Open motaatmo opened 9 months ago

motaatmo commented 9 months ago

Hi,

I'm trying to process large context sizes with lmql serve-model. Unfortunately, I'm running into "CUDA out of memory" issues. Using 1, 2, or 3 A100 did not make a difference. Reading the documentation I had the impression that lmql serve-model should combine the VRAM of multiple GPUs, am I wrong in this regard? Greetings,

Moritz

lbeurerkellner commented 9 months ago

Hi there Moritz, with transformers we use device_map='auto', which should automatically make use of all available GPUs (e.g. specified via CUDA_VISIBLE_DEVICES). Could you check with nvidia-smi that all GPUs are indeed used by the inference process?

motaatmo commented 9 months ago

Hi,

I did. I'm using Mistral 7B, and upon start, both used GPUs (A100 each) fill their VRAM up to until half (which seems already too much given the model size). In those runs that eventually fail, with sequence lengths of about 4500 Tokens, there seems to be a pattern that the VRAM on both cards fills alternatingly to nearly 100% (Card 1, then Card 2, then again Card 1 etc). Therefore, both cards are definitely in use. It looks as if the input data (plus intermediate data, I guess) gets swapped between the A100s. Unfortunately, I have not more than a very basic understanding of what is going on under the hood, so I can't tell for sure.

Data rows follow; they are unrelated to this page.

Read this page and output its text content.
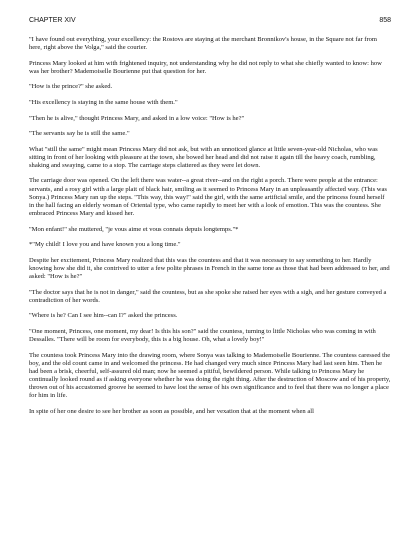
CHAPTER XIV	858

"I have found out everything, your excellency: the Rostovs are staying at the merchant Bronnikov's house, in the Square not far from here, right above the Volga," said the courier.

Princess Mary looked at him with frightened inquiry, not understanding why he did not reply to what she chiefly wanted to know: how was her brother? Mademoiselle Bourienne put that question for her.

"How is the prince?" she asked.

"His excellency is staying in the same house with them."

"Then he is alive," thought Princess Mary, and asked in a low voice: "How is he?"

"The servants say he is still the same."

What "still the same" might mean Princess Mary did not ask, but with an unnoticed glance at little seven-year-old Nicholas, who was sitting in front of her looking with pleasure at the town, she bowed her head and did not raise it again till the heavy coach, rumbling, shaking and swaying, came to a stop. The carriage steps clattered as they were let down.

The carriage door was opened. On the left there was water--a great river--and on the right a porch. There were people at the entrance: servants, and a rosy girl with a large plait of black hair, smiling as it seemed to Princess Mary in an unpleasantly affected way. (This was Sonya.) Princess Mary ran up the steps. "This way, this way!" said the girl, with the same artificial smile, and the princess found herself in the hall facing an elderly woman of Oriental type, who came rapidly to meet her with a look of emotion. This was the countess. She embraced Princess Mary and kissed her.

"Mon enfant!" she muttered, "je vous aime et vous connais depuis longtemps."*

*"My child! I love you and have known you a long time."

Despite her excitement, Princess Mary realized that this was the countess and that it was necessary to say something to her. Hardly knowing how she did it, she contrived to utter a few polite phrases in French in the same tone as those that had been addressed to her, and asked: "How is he?"

"The doctor says that he is not in danger," said the countess, but as she spoke she raised her eyes with a sigh, and her gesture conveyed a contradiction of her words.

"Where is he? Can I see him--can I?" asked the princess.

"One moment, Princess, one moment, my dear! Is this his son?" said the countess, turning to little Nicholas who was coming in with Dessalles. "There will be room for everybody, this is a big house. Oh, what a lovely boy!"

The countess took Princess Mary into the drawing room, where Sonya was talking to Mademoiselle Bourienne. The countess caressed the boy, and the old count came in and welcomed the princess. He had changed very much since Princess Mary had last seen him. Then he had been a brisk, cheerful, self-assured old man; now he seemed a pitiful, bewildered person. While talking to Princess Mary he continually looked round as if asking everyone whether he was doing the right thing. After the destruction of Moscow and of his property, thrown out of his accustomed groove he seemed to have lost the sense of his own significance and to feel that there was no longer a place for him in life.

In spite of her one desire to see her brother as soon as possible, and her vexation that at the moment when all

lbeurerkellner commented 9 months ago

Can you try running a long generation, just with the transformers API, AutoModelForCausalLM.generate and device_map="auto". From your description, it sounds like the model is cloned to each card, not distributed.

motaatmo commented 9 months ago

I will do so! Unfortunately, right now there is a queue on the SLURM node I've got to use, therefore it might take some time. Just to be sure to do the correct thing as soon as I am able to do so: A simple script like the following would be enough?

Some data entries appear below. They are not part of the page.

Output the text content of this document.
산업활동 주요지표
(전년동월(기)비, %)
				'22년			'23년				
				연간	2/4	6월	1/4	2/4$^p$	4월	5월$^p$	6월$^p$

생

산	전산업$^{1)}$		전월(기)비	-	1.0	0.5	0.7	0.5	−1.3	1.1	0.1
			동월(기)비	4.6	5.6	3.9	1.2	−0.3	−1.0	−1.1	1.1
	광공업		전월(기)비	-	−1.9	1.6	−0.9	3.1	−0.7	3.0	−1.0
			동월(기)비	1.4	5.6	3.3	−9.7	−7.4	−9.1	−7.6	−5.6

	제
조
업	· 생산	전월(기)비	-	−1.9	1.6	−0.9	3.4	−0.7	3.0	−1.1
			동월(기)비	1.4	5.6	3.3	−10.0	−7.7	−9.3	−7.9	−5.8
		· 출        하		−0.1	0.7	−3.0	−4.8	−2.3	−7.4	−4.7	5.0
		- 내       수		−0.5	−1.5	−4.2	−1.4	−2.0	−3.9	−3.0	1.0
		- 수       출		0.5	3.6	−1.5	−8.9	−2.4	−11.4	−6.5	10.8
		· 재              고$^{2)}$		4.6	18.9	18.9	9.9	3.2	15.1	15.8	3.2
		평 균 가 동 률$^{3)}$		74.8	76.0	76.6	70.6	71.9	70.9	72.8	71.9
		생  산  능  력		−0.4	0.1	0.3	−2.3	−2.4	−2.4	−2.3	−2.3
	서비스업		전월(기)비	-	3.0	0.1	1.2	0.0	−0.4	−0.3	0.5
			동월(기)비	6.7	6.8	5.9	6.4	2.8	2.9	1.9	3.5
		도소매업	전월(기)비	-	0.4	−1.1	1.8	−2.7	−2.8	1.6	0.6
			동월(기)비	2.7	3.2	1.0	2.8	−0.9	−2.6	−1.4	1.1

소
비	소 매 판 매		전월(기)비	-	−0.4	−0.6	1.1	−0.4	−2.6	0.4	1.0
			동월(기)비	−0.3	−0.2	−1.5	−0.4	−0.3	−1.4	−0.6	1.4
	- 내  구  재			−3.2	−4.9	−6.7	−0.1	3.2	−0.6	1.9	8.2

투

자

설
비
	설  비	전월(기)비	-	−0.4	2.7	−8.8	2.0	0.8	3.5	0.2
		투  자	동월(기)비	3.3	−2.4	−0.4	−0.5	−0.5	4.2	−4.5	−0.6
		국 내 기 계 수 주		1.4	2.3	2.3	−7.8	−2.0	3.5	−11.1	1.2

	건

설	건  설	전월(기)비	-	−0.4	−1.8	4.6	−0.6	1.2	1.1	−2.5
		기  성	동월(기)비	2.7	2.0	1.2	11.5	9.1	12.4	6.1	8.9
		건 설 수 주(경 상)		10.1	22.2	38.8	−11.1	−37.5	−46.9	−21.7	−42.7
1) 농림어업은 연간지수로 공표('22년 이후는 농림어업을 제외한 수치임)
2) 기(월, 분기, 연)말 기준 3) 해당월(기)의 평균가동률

from transformers import AutoModelForCausalLM, AutoTokenizer  # type: ignore

model_name = "mistralai/Mistral-7B-v0.1"

tokenizer = AutoTokenizer.from_pretrained(model_name)
model = AutoModelForCausalLM.from_pretrained(model_name, device_map="auto")
input = tokenizer("The history of the internet starts with: ")
output = model.generate(input)
print(output)

And, while running, I monitor nvidia-smi to see how the VRAM usage develops. Correct?